L’école ne réussit pas
à instruire les élèves. Les ministres se succèdent, ainsi que les réformes et
autres refondations qui nous annoncent le bout du tunnel ; néanmoins, rien
ne change. Serait-ce une malédiction qui s’attarderait sur l’Éducation
Nationale depuis plusieurs décennies ?
Voici, depuis la base, une
première remarque, issue de mes années de pratique enseignante, de mes
questionnements et de mes observations de terrain. C’est un point de vue
personnel, non exhaustif. D’autres viendront dans les prochains posts.
En toutes choses, il
faut commencer par les objectifs[1]. C’est ce que l’on apprenait
autrefois aux enseignants. Quel est l’objectif de votre leçon ? Ici, il
s’agit de l’objectif de l’École. De manière insidieuse, cet objectif a changé
au fil du temps. On est passé de l’instruction à l’éducation et à
l’épanouissement personnel de l’élève. Je sais bien que cette mutation a eu
lieu en réaction à l’enseignement traditionnel magistral qui, certes, avait ses
limites. On a décrété que l’enseignement traditionnel, centré sur l’instruction,
était trop dur dans ses formes, trop rigoureux, trop sévère, trop exigeant dans
ses contenus. En conséquence, on s’est imaginé, par un raisonnement simpliste,
qu’en modérant l’instruction, en la faisant passer au second plan et en misant
sur le bien-être de l’enfant, les choses changeraient, tout en collant à
l’esprit du temps. Ce faisant, on a jeté le bébé avec l’eau du bain.Par conséquent, nous
avons aujourd’hui une école qui, sans le revendiquer, a relégué l’instruction
au second plan, selon le principe erroné qu’instruire empêcherait l’épanouissement
de l’enfant et la formation du futur citoyen. Il n’est qu’à regarder pour s’en
convaincre, le projet d’évaluation des enseignants, que la précédente ministre souhaitait
mettre en œuvre ; la grille d’évaluation des
enseignants, qui contient 11 items, donne une idée du changement de cap des objectifs
de l’École et par conséquent de la nouvelle nature du métier d’enseignant.
Voilà une école qui
n’est pas à une contradiction près : elle dénigre l’instruction, mais fait
croire aux parents que leurs enfants ont un bon niveau, par le principe
novateur de l’évaluation bienveillante ; et bien entendu, se lamente sur
les piètres résultats aux évaluations internationales car ils donnent à voir l’étendue
des dégâts.
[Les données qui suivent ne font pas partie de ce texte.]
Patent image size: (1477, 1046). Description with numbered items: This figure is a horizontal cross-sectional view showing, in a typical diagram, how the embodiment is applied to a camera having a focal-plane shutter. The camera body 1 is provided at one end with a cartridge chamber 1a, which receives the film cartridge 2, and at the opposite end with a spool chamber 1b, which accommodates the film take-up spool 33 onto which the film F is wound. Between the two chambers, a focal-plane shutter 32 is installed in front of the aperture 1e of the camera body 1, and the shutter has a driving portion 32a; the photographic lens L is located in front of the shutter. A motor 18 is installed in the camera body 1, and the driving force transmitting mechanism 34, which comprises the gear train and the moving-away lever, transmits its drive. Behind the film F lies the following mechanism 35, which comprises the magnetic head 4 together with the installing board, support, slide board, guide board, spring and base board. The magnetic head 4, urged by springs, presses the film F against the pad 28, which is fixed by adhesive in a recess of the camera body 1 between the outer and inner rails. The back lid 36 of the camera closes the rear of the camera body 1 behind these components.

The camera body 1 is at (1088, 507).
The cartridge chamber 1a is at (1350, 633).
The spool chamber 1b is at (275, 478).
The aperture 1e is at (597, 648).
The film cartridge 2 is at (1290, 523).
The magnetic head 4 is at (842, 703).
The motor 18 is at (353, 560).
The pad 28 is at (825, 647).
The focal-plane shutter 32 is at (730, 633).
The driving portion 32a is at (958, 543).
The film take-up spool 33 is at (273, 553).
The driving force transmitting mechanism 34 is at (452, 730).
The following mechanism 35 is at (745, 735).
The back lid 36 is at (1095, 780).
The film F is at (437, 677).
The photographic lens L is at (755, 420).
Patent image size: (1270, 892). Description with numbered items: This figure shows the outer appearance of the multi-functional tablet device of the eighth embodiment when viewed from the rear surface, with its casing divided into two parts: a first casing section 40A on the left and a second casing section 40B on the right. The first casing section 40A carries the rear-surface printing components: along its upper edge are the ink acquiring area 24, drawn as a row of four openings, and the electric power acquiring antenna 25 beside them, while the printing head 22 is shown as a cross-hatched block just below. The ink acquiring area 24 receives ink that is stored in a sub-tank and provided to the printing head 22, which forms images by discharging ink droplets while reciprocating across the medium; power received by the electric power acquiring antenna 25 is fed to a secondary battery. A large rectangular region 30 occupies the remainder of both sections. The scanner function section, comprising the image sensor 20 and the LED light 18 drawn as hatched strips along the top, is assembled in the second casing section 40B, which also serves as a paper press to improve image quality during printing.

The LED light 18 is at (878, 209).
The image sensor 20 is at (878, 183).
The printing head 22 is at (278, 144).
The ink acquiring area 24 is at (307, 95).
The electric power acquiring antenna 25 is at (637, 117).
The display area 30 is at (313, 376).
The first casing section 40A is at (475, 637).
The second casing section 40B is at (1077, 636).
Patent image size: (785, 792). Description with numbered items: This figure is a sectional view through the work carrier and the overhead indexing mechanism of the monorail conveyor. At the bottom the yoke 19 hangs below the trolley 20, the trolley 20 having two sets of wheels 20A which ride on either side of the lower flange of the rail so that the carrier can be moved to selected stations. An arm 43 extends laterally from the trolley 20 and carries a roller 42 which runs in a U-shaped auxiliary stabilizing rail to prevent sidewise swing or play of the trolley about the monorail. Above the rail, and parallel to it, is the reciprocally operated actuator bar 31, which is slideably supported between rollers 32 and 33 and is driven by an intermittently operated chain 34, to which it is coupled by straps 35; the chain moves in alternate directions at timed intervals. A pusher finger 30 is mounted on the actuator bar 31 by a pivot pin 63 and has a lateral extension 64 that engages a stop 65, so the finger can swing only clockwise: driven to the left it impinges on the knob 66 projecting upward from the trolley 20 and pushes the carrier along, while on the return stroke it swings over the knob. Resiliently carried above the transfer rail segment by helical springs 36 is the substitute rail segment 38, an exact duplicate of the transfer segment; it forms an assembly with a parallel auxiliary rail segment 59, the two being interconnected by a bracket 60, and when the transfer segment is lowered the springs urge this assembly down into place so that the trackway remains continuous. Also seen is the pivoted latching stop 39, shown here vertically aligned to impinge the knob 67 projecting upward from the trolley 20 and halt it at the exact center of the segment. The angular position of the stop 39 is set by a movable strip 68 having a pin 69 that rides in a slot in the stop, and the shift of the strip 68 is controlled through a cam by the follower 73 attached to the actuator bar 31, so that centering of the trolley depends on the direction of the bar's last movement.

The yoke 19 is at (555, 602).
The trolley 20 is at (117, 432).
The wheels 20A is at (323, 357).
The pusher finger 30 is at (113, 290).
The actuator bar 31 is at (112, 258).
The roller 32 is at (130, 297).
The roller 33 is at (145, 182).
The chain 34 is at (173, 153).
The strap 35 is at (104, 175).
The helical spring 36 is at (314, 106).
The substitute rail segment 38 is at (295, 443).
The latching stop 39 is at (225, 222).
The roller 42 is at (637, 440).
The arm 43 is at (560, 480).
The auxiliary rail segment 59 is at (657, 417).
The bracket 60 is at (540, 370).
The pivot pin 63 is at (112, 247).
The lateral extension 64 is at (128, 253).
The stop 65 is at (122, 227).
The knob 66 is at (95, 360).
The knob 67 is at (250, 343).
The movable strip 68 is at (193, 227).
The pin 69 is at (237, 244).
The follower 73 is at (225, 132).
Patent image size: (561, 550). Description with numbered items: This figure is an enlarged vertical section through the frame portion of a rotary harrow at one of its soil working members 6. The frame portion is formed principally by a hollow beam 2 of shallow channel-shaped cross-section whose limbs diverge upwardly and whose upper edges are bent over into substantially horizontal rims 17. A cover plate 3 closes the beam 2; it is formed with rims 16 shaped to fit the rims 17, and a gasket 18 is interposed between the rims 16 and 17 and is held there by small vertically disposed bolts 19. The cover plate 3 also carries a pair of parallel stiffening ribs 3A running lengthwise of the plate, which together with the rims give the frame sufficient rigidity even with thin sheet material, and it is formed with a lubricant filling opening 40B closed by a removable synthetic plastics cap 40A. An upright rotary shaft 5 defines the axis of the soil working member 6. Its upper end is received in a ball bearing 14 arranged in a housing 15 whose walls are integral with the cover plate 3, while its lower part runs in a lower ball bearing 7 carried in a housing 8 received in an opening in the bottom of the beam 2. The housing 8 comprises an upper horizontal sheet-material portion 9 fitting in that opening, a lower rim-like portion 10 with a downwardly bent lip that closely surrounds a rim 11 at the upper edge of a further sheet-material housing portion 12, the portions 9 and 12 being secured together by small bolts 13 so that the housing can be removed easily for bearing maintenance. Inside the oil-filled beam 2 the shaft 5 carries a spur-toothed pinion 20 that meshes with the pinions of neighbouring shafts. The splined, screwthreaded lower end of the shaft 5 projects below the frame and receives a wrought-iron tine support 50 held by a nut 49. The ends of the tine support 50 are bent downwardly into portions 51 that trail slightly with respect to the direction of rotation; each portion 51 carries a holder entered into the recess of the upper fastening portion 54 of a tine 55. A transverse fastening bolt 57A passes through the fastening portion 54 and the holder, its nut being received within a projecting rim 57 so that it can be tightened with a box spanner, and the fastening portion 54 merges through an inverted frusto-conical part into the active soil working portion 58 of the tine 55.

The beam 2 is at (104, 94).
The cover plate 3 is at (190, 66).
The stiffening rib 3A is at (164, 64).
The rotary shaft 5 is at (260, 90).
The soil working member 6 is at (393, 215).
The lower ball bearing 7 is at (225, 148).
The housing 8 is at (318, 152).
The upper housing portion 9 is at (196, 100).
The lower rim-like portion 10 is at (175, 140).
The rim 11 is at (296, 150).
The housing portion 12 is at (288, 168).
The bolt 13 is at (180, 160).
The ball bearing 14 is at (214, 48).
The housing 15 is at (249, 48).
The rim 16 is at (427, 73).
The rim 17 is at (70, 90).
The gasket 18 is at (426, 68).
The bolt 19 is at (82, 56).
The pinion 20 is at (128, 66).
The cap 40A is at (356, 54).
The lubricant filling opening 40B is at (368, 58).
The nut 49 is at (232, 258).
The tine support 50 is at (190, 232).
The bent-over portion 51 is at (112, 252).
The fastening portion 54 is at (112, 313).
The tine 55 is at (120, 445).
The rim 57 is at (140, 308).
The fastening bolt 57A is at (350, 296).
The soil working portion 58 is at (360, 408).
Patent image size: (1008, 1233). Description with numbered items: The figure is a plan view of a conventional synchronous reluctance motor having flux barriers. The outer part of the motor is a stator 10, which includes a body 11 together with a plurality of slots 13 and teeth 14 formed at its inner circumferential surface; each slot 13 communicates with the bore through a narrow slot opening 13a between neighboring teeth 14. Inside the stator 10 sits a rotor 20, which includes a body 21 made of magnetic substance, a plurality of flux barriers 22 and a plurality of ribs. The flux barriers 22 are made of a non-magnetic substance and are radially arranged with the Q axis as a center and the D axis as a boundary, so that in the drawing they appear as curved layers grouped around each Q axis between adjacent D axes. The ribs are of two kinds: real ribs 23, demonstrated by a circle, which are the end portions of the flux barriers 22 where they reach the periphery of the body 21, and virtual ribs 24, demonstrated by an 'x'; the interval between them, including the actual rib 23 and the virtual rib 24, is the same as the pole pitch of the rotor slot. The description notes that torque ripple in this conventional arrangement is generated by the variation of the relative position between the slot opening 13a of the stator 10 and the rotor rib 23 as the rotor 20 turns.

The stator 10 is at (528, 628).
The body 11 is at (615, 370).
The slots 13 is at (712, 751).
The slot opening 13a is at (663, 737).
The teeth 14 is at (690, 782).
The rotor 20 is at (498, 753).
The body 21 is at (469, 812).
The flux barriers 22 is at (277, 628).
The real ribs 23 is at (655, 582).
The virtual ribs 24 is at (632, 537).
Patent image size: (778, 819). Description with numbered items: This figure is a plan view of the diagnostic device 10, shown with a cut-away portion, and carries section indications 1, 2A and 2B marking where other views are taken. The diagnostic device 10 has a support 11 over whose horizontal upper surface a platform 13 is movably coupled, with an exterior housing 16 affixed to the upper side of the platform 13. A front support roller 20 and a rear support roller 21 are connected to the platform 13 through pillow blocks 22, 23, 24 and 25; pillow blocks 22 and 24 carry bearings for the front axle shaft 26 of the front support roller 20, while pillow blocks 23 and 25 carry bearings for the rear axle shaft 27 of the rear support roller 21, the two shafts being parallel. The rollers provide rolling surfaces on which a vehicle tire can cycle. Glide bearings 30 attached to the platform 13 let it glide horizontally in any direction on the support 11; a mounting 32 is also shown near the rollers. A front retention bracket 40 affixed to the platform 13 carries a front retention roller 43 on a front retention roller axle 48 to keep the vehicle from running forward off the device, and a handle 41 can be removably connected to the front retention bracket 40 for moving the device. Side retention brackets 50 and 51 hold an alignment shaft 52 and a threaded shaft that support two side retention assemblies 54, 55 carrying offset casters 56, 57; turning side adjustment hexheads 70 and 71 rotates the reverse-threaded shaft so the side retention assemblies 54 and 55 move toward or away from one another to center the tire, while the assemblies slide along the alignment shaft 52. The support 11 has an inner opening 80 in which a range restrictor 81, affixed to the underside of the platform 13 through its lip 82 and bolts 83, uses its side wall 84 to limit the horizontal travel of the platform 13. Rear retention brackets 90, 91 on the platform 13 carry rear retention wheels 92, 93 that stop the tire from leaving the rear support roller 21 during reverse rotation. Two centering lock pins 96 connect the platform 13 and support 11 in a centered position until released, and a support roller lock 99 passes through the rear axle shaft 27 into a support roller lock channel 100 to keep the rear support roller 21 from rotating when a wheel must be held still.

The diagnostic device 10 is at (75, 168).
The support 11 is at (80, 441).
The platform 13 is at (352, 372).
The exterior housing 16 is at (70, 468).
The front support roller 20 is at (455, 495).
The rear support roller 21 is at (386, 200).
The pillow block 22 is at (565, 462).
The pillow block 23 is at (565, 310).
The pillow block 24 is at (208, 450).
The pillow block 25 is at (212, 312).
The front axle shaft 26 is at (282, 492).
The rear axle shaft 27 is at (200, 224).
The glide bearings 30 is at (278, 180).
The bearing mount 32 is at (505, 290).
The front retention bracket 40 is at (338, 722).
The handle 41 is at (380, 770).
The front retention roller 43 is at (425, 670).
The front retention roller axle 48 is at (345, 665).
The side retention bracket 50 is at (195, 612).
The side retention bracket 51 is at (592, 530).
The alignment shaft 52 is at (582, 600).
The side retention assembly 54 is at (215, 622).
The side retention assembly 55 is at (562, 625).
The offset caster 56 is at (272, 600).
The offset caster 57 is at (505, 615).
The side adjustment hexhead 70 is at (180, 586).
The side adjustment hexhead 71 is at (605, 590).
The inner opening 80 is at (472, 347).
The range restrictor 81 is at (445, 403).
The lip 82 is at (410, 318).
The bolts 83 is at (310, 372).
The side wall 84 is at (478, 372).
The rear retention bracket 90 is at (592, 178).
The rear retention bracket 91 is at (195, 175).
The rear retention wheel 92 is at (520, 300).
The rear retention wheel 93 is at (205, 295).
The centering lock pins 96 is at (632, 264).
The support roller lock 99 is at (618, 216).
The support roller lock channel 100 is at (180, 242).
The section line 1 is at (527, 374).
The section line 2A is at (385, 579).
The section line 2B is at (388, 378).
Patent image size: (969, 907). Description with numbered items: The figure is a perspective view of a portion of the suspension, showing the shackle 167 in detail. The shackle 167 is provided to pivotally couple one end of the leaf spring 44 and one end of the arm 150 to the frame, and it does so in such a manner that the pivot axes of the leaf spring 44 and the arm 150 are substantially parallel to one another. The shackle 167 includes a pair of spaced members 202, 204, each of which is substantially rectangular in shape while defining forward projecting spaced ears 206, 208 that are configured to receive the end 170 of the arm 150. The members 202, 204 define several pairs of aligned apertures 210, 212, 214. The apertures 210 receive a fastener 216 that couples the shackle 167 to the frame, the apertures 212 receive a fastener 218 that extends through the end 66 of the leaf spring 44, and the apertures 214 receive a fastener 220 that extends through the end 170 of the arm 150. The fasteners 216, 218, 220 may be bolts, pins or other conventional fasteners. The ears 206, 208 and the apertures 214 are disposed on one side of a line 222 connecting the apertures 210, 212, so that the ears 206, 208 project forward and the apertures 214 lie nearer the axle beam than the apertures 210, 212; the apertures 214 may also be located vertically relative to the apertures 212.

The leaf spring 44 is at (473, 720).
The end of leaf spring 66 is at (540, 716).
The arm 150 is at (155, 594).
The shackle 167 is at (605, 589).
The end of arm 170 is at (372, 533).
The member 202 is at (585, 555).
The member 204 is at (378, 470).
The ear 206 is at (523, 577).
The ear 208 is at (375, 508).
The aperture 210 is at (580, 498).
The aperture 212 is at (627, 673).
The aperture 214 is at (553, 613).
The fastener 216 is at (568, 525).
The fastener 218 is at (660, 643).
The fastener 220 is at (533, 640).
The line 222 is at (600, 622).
Voilà une école qui s’entête dans ses principes et qui refuse
encore et encore de tenir compte du réel. Il serait temps que
soient clairement définis les buts principaux et secondaires de l’École en y
associant la liste exhaustive des moyens permettant de les atteindre.
Personnellement, je
pense que l’École publique doit former un citoyen éclairé et cela passe par une
solide instruction. L’esprit critique et l’aptitude à raisonner ne s’acquièrent
qu’à partir d’un contenu. Sinon, il s’agit de « formatage » des
esprits et d’endoctrinement. L’instruction, ou but secondaire, s’acquiert grâce
à des méthodes d’enseignement dont l’efficacité est avérée : les méthodes
pédagogiques doivent s’appuyer sur des données probantes et tangibles et non
sur des hypothèses ou, pire encore, sur des principes idéologiques. Tout comme
un médecin s’appuie sur les données scientifiques pour choisir la thérapie la
mieux appropriée, l’enseignant devrait choisir la méthode pédagogique la plus
efficace pour instruire ses élèves. Cela sous-entend bien sûr qu’il en ait une
bonne connaissance et nous renvoie à la question de la formation initiale et
continue. Sur cette comparaison médicale, on pourra lire l’excellent texte de Diane Ravitch qui, sur le mode
humoristique, expose la triste réalité des choses.